Two ongoing projects focus on the extraction of biomarkers that are indicative of disease onset, health outcomes, or genotypes from multimodal data (retinal images, neuroimages, functional imaging, EEG, cognitive assessments, health records) to be used for early diagnosis, tracking health trajectory, guiding interventions, or understanding the underlying mechanisms of disease. The first project develops machine learning to extract profiles of modifiable risk factors for predicting cognitive impairment related to neurodegeneration. In the second project, we seek to systematically identify and validate waveform patterns of epilepsy embedded in background EEG using advanced machine learning techniques. By uncovering these hidden markers, we aim to improve diagnostic accuracy, reduce time to diagnosis, and ultimately enable earlier and more targeted interventions for individuals with epilepsy.

Foundationally, the lab focuses on statistical divergences that can be used to guide alignment of distributions or datasets and interpret distributional shifts between them. We utilize divergence measures to advance generative modeling, covariate shift correction, and transfer learning. These foundational contributions have been translated to applied real-world cases in sonar imaging and neuroimaging. In particular, an ongoing project to simulate sonar imagery via (procedural generation, graphic simulators) to augment training.

Other ongoing research that uses information theoretic perspectives seeks to disentangle the learned representations of neural network models (large language models and vision encodings) for information retrieval, latent space editing, and compression. This has applications to task-relevant compression of sonar images.

Graduate student applicants are expected to have a strong foundation in mathematics and statistics with programming experience for machine learning. Prior experience with signal processing, reinforcement learning, robotics, biomedical data, neuroscientific data, computer graphics, game engines, or computer vision is preferred. Students should have a clear interest in advancing machine learning to address challenging real-world problems that arise from limited data scenarios in a variety of domains.

The ECE Department fosters a collaborative culture for graduate students. The lab has close ties to the Data Science Institute (DSI), Center for Bioinformatics and Computational Biology, the First State AI Institute, the Delaware Center for Cognitive Aging Research, and the Interdisciplinary Neuroscience Graduate program.

The University of Delaware is a Carnegie R1 institution (Very High Research Activity) located in Newark, Delaware. Newark is an affordable, high-quality college town within commuting distance from Philadelphia and Baltimore. We are centrally located within the mid-Atlantic bio-pharma and life sciences corridor with strategic proximity to major government and defense research hubs, including Aberdeen Proving Ground and Naval research centers in the D.C./Maryland corridor. There is easy access to New York City, Washington D.C., the Appalachian Trail, and Atlantic beaches.

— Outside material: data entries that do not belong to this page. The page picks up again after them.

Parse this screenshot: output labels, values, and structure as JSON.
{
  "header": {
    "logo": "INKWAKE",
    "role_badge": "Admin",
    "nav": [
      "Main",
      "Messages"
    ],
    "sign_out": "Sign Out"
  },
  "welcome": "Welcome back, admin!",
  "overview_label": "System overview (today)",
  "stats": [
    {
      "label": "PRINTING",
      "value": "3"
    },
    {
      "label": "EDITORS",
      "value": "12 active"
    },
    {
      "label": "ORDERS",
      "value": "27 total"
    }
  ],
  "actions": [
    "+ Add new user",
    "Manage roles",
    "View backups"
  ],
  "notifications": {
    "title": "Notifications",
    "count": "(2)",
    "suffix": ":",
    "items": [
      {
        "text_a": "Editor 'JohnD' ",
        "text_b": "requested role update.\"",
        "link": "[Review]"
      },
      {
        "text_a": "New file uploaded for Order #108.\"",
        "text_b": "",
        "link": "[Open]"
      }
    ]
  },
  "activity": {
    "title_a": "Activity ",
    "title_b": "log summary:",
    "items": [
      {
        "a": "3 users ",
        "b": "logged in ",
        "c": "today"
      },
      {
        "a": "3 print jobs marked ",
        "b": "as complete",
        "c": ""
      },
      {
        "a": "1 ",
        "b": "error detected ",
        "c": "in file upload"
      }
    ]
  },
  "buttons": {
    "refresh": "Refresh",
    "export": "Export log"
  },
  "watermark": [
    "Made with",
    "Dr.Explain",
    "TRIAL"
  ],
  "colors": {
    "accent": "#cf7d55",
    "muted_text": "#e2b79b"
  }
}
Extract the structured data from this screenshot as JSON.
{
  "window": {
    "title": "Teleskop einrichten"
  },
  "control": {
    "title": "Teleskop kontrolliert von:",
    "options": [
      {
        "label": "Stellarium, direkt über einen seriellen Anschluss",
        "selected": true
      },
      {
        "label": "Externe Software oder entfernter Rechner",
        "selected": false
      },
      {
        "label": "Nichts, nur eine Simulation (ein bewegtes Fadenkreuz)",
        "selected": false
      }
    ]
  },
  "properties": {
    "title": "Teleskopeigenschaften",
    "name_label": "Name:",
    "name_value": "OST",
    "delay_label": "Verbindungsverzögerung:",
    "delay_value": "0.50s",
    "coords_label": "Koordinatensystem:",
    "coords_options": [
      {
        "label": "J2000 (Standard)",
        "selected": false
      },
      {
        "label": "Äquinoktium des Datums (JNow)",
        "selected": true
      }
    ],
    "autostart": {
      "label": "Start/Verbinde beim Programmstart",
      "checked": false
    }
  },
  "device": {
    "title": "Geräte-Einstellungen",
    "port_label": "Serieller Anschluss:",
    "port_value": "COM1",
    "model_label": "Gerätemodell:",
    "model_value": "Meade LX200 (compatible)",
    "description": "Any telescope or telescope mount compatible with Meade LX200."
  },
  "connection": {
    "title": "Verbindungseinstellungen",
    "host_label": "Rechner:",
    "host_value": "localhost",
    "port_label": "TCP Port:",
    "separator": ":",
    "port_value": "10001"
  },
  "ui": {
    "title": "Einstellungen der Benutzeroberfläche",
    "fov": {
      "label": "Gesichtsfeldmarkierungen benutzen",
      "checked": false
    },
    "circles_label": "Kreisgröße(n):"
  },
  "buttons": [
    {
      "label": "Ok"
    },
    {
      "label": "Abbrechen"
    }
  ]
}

Please apply to the Department of Electrical and Computer Engineering (ECE) and/or the Department of Computer and Information Sciences (CIS) and designate me as a potential advisor. Both departments are in the College of Engineering at the University of Delaware. For those more interested in applications of data science to health, I am also an Affiliated Faculty in the Ph.D. in Bioinformatics and Data Science Program. Please apply for graduate admissions online with your CV, transcripts, and statements of purpose and research interests. Priority will be given to applications received by January 2nd. It is unlikely that I can respond to email requests regarding positions in my group.